I have so many interests. So varied. Some would appear antithetical at first. For example, I love being in the kitchen, cooking anything from main dishes to desserts but I also love being on a soccer field, coaching a team through a hard fought match. I will sit and read devouring a book, or series of books, often ignoring those around me. I relish in the waves of white water rafting yet find comfort in my recliner in front of the fireplace alone on a cold winter’s night. I enjoy the solitude of a 5 mile run and I always look forward to meeting up with a group of friends for drinks at the local watering hole.

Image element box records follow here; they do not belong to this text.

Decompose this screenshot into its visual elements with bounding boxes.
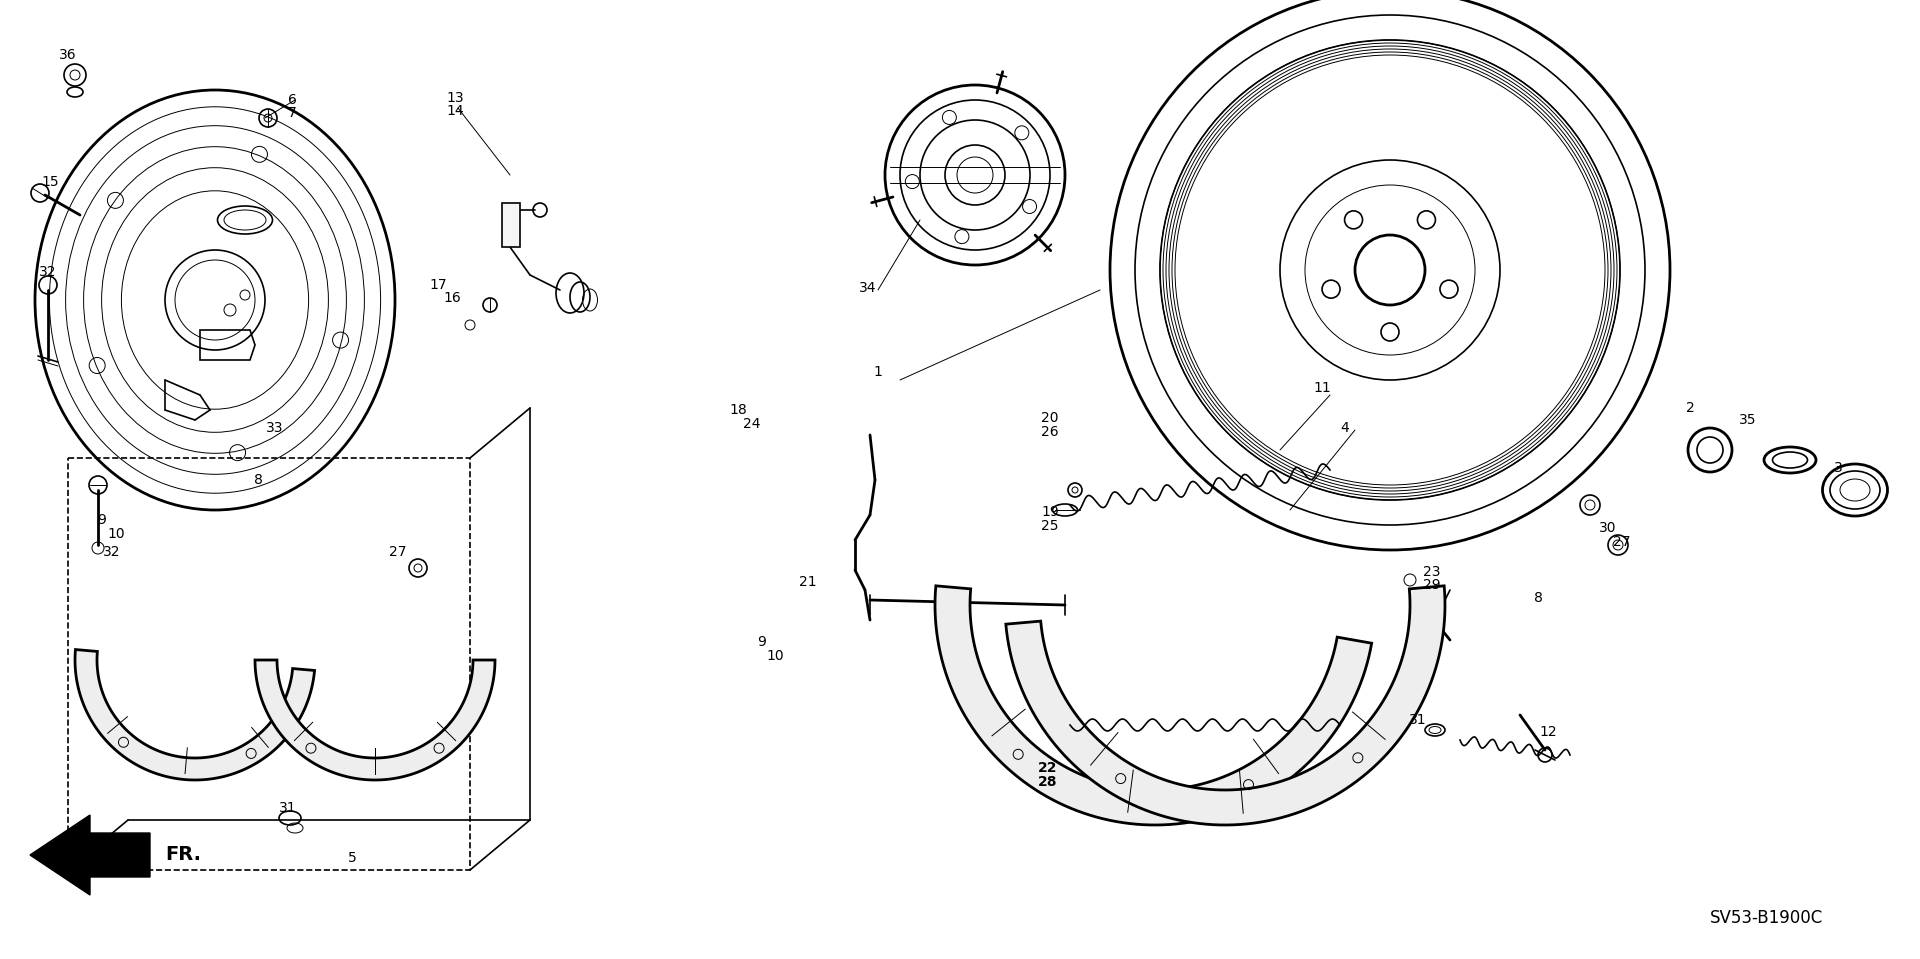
Polygon shape — [1006, 586, 1446, 825]
Text: 29: 29 — [1423, 578, 1440, 592]
Text: 18: 18 — [730, 403, 747, 417]
Text: 4: 4 — [1340, 421, 1350, 435]
Text: SV53-B1900C: SV53-B1900C — [1711, 909, 1824, 927]
Text: 7: 7 — [288, 106, 296, 120]
Text: 3: 3 — [1834, 461, 1843, 475]
Text: 20: 20 — [1041, 411, 1058, 425]
Text: 35: 35 — [1740, 413, 1757, 427]
Text: 31: 31 — [278, 801, 298, 815]
Text: 10: 10 — [108, 527, 125, 541]
Text: 8: 8 — [1534, 591, 1542, 605]
Text: 32: 32 — [38, 265, 58, 279]
Text: 9: 9 — [758, 635, 766, 649]
Text: 28: 28 — [1039, 775, 1058, 789]
Text: 16: 16 — [444, 291, 461, 305]
Text: 6: 6 — [288, 93, 296, 107]
Text: 2: 2 — [1686, 401, 1693, 415]
Text: 15: 15 — [40, 175, 60, 189]
Text: 33: 33 — [267, 421, 284, 435]
Text: 17: 17 — [430, 278, 447, 292]
Text: 34: 34 — [860, 281, 877, 295]
Text: 1: 1 — [874, 365, 883, 379]
Polygon shape — [255, 660, 495, 780]
Text: 26: 26 — [1041, 425, 1058, 439]
Polygon shape — [31, 815, 150, 895]
Text: 36: 36 — [60, 48, 77, 62]
Polygon shape — [935, 586, 1371, 825]
Text: 27: 27 — [390, 545, 407, 559]
Text: 21: 21 — [799, 575, 816, 589]
Text: 32: 32 — [104, 545, 121, 559]
Text: 14: 14 — [445, 104, 465, 118]
Text: 23: 23 — [1423, 565, 1440, 579]
Bar — [67, 458, 470, 870]
Text: 24: 24 — [743, 417, 760, 431]
Text: 22: 22 — [1039, 761, 1058, 775]
Text: 31: 31 — [1409, 713, 1427, 727]
Text: 11: 11 — [1313, 381, 1331, 395]
Text: 25: 25 — [1041, 519, 1058, 533]
Polygon shape — [75, 649, 315, 780]
Text: FR.: FR. — [165, 846, 202, 864]
Text: 13: 13 — [445, 91, 465, 105]
Text: 19: 19 — [1041, 505, 1058, 519]
Bar — [501, 203, 520, 247]
Text: 12: 12 — [1540, 725, 1557, 739]
Text: 5: 5 — [348, 851, 357, 865]
Text: 30: 30 — [1599, 521, 1617, 535]
Text: 10: 10 — [766, 649, 783, 663]
Text: 8: 8 — [253, 473, 263, 487]
Text: 27: 27 — [1613, 535, 1630, 549]
Text: 9: 9 — [98, 513, 106, 527]
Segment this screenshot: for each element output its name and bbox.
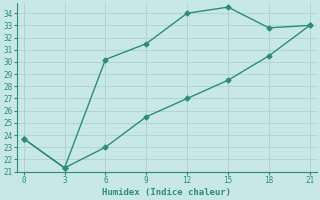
- X-axis label: Humidex (Indice chaleur): Humidex (Indice chaleur): [102, 188, 231, 197]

In all those activities I find peace and comfort. There is more, obviously I like to write about things and share my thoughts with others, but I’ve often wondered about the variety. Most people I know have a variety of interests, but they typically follow a theme. The cooks love to cook. They love to read about cooking. They love to take trips to the Farmer’s Markets and orchards and other such places. But a lot of what they do follows their passion for cooking.
I have several friends that run. Their life revolves around it. They train for marathons and half marathons and run daily. They keep a log of their runs and can tell you about each of them, individually, mile by mile.
I have friends that coach. That is their job, full time. That is all they do. They coach 5, 6, 7 teams a season. They attend coaching seminars, often leading them. They travel extensively and spend their life in warm ups, shorts and dri-weave t-shirts.
I often wonder if my interests are so varied due to a desire to sample everything. I want to try this and I want to try that. But I also wonder if I have some fear or inner “issue” that keeps me from committing to something. I have three failed marriages, after all. I sometimes wonder if each was a “sampling” of something. I wonder if I am living my life by sampling it rather than living if fully. I enjoy my samples, don’t get me wrong, but I sometimes wonder if I am destined to always be picking from the Whitman’s box.
A blog I read, Cribbings, had a link to a site called colorquiz.com. I don’t normally do these sorts of things, but after reading her posting, I thought it would be fun. And, as she says in her post, some of it turned out to be “astonishingly accurate.” Here are some of the results from my choices:
“Is sensitive and easily influenced by other’s thoughts and emotions. Looking for friendly, easy-going relationships and jobs that help develop them.”
“Feels empty and isolated from others and wishes to overcome this feeling. Believes life has more to offer him than what he was experienced thus far, and doesn’t want to miss out on anything. He purses all his goals and dreams, fearful that any missed opportunity will cause him to miss out on even more.
Current events leave him feeling forced into compromise in order to avoid being cut off from affection or future cooperation.
Feels trapped in a helpless situation and is desperately seeking relief. He is able to find pleasure and happiness in sexual activity.
Is bothered when his needs and desires are misunderstood and he feels there is no one to turn to or rely on.
“Looking for a loving relationship, which brings happiness and contentment. Brings emotional excitement to the relationship. Helpful and willing to give as much as he takes, and requires the same sort of giving relationship from others. “
Needs to find a stable and peaceful environment which will free him of the worries that are preventing him from achieving the things he wants.
I read those results and thought about my life. About the samplings. It fits. I don’t want to miss out. And I am looking for the loving relationship described above. whew…Maybe when I find that, my sampling will come to an end. Or maybe she’ll be a sampler just like me. Or maybe my sampling is the cause of failed relationships. Maybe I am just a sampler. All I know is I want to find out.